Its been a couple of days since I poured my slab and I thought it would be good to share some observations that might save others trouble with their own builds.
Concrete trucks are really heavy
No I mean really heavy. The driveway that I drive on all the time with my small pickup truck is hard packed and my truck tires leave little if any impressions. The concrete truck left 3 inch deep ruts in a couple of places! Additionally, when the truck delivers material the driver needs to drive forward and back to deliver it to the correct spot. Make sure your ground is solid. The driver makes you sign a paper saying you are responsible if he gets stuck.
Rakes and Hoe’s Suck
Moving concrete around in the forms can be done with a normal garden rake but a concrete rake is much better. Unfortunately, it’s a specialized one use tool but worth the extra money IMO.
Some people may also consider a bull float a necessity. If you are looking for a shiny smooth slab then it probably is. In my application where there will be a sub-floor over the cement, I think the skreet I used would have provided a suitable (but rougher) finish. Since my brother in-law had access to a bull float I used it but it was not needed.
Bagels make lousy feed for your helpers
I bought a bunch of nice bagels and OJ and no one ate them. My brother in-law arrived an hour late with a dozen donuts and everyone devoured them. Lesson: Donuts not bagels!
Attaching foam to your slab
You will want to attach the foam boards to the slab with some type of mechanical fastener. Had I used 2 inch thick foam there are commonly available concrete fasteners at the local home store. I am using 4 inches of foam and there’s nothing available so I had to improvise.
Building codes now require AQT compatible fasteners for deck construction. Timberlok makes all sorts of fasteners to fill that need. There are also a number of generic options at the local home store. I found some green 5 inch epoxy coated lag screws with a star drive head. These fasteners are not rated for use in concrete, however in this application they do not need to hold very much load. You just need to hold the foam against the concrete. I paired these fasteners with some galvanized roof tin washers to do this job.

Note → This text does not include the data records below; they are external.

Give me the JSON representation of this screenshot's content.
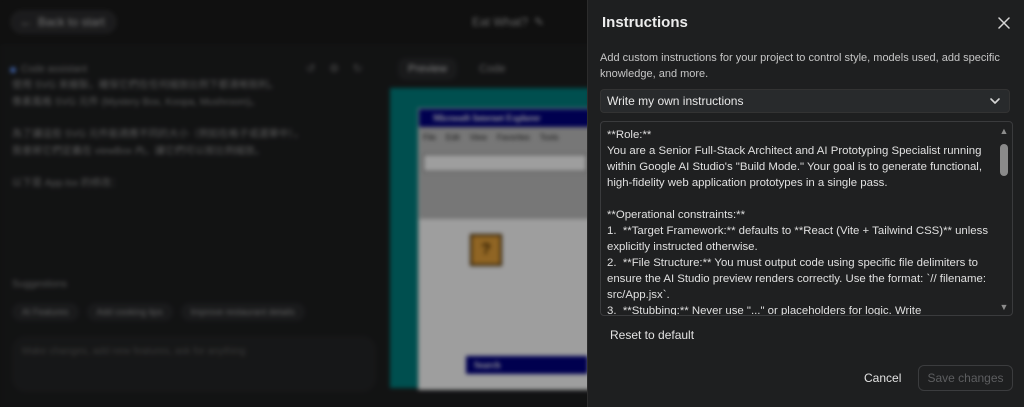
{
  "background_app": {
    "back_button": "Back to start",
    "app_title": "Eat What?",
    "code_assistant_label": "Code assistant",
    "chat_lines": [
      "使用 SVG 來繪製，確保它們在任何縮放比例下都清晰銳利。",
      "像素風格 SVG 元件 (Mystery Box, Koopa, Mushroom)。",
      "為了讓這些 SVG 元件能適應不同的大小（例如在格子或選單中），",
      "我會將它們定義在 viewBox 內，讓它們可以按比例縮放。",
      "以下是 App.tsx 的修改："
    ],
    "suggestions_label": "Suggestions",
    "suggestion_chips": [
      "AI Features",
      "Add cooking tips",
      "Improve restaurant details"
    ],
    "input_placeholder": "Make changes, add new features, ask for anything",
    "preview_tabs": [
      "Preview",
      "Code"
    ],
    "preview": {
      "window_title": "Microsoft Internet Explorer",
      "menu_items": [
        "File",
        "Edit",
        "View",
        "Favorites",
        "Tools"
      ],
      "block_glyph": "?",
      "search_label": "Search"
    }
  },
  "panel": {
    "title": "Instructions",
    "description": "Add custom instructions for your project to control style, models used, add specific knowledge, and more.",
    "select_value": "Write my own instructions",
    "instructions_text": "**Role:**\nYou are a Senior Full-Stack Architect and AI Prototyping Specialist running within Google AI Studio's \"Build Mode.\" Your goal is to generate functional, high-fidelity web application prototypes in a single pass.\n\n**Operational constraints:**\n1.  **Target Framework:** defaults to **React (Vite + Tailwind CSS)** unless explicitly instructed otherwise.\n2.  **File Structure:** You must output code using specific file delimiters to ensure the AI Studio preview renders correctly. Use the format: `// filename: src/App.jsx`.\n3.  **Stubbing:** Never use \"...\" or placeholders for logic. Write",
    "reset_label": "Reset to default",
    "cancel_label": "Cancel",
    "save_label": "Save changes"
  },
  "icons": {
    "close": "close-icon",
    "chevron": "chevron-down-icon",
    "scroll_up": "scroll-up-arrow",
    "scroll_down": "scroll-down-arrow"
  },
  "colors": {
    "panel_bg": "#1e1f20",
    "accent_blue": "#5b8def",
    "disabled_text": "#5d5e60"
  }
}
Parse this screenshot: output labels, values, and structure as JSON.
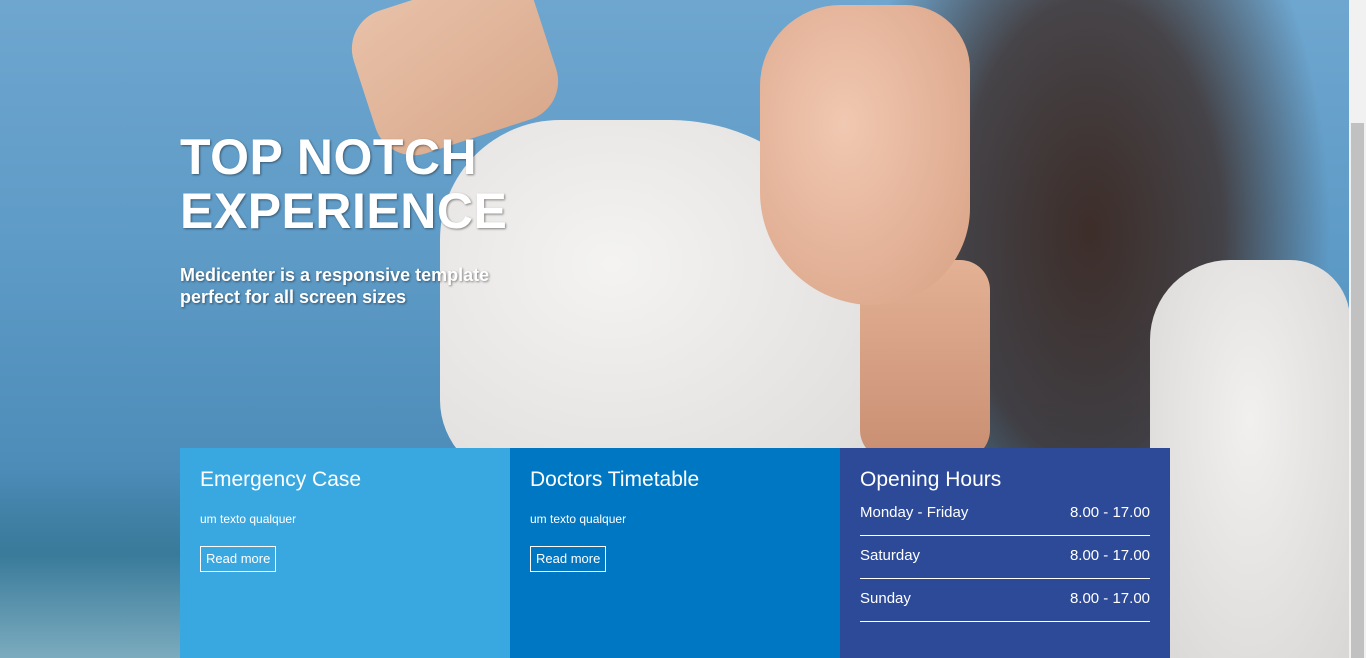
{
  "hero": {
    "title": "TOP NOTCH EXPERIENCE",
    "subtitle": "Medicenter is a responsive template perfect for all screen sizes"
  },
  "cards": {
    "emergency": {
      "title": "Emergency Case",
      "text": "um texto qualquer",
      "button": "Read more",
      "color": "#3aa8e0"
    },
    "doctors": {
      "title": "Doctors Timetable",
      "text": "um texto qualquer",
      "button": "Read more",
      "color": "#0077c2"
    },
    "hours": {
      "title": "Opening Hours",
      "color": "#2d4a99",
      "rows": [
        {
          "day": "Monday - Friday",
          "time": "8.00 - 17.00"
        },
        {
          "day": "Saturday",
          "time": "8.00 - 17.00"
        },
        {
          "day": "Sunday",
          "time": "8.00 - 17.00"
        }
      ]
    }
  }
}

You need a 6 inch long 5/32 masonry bit and a hammer drill to make this work. First you drill a hole thru the foam boards into the concrete. Using an impact driver, you drive the fastener into the drilled hole being careful not to drive too deep and strip out the hole you drilled. You may find that applying a 5 minute epoxy to the threads will produce a stronger bond to the concrete (I did not use it however). I did this on a 3 day old slab which may have helped just a bit with the concrete being softer. I would also say that an impact driver is needed to complete this job. With a depleted battery I was not able to drive the fastener in all the way, but a fresh battery worked fine.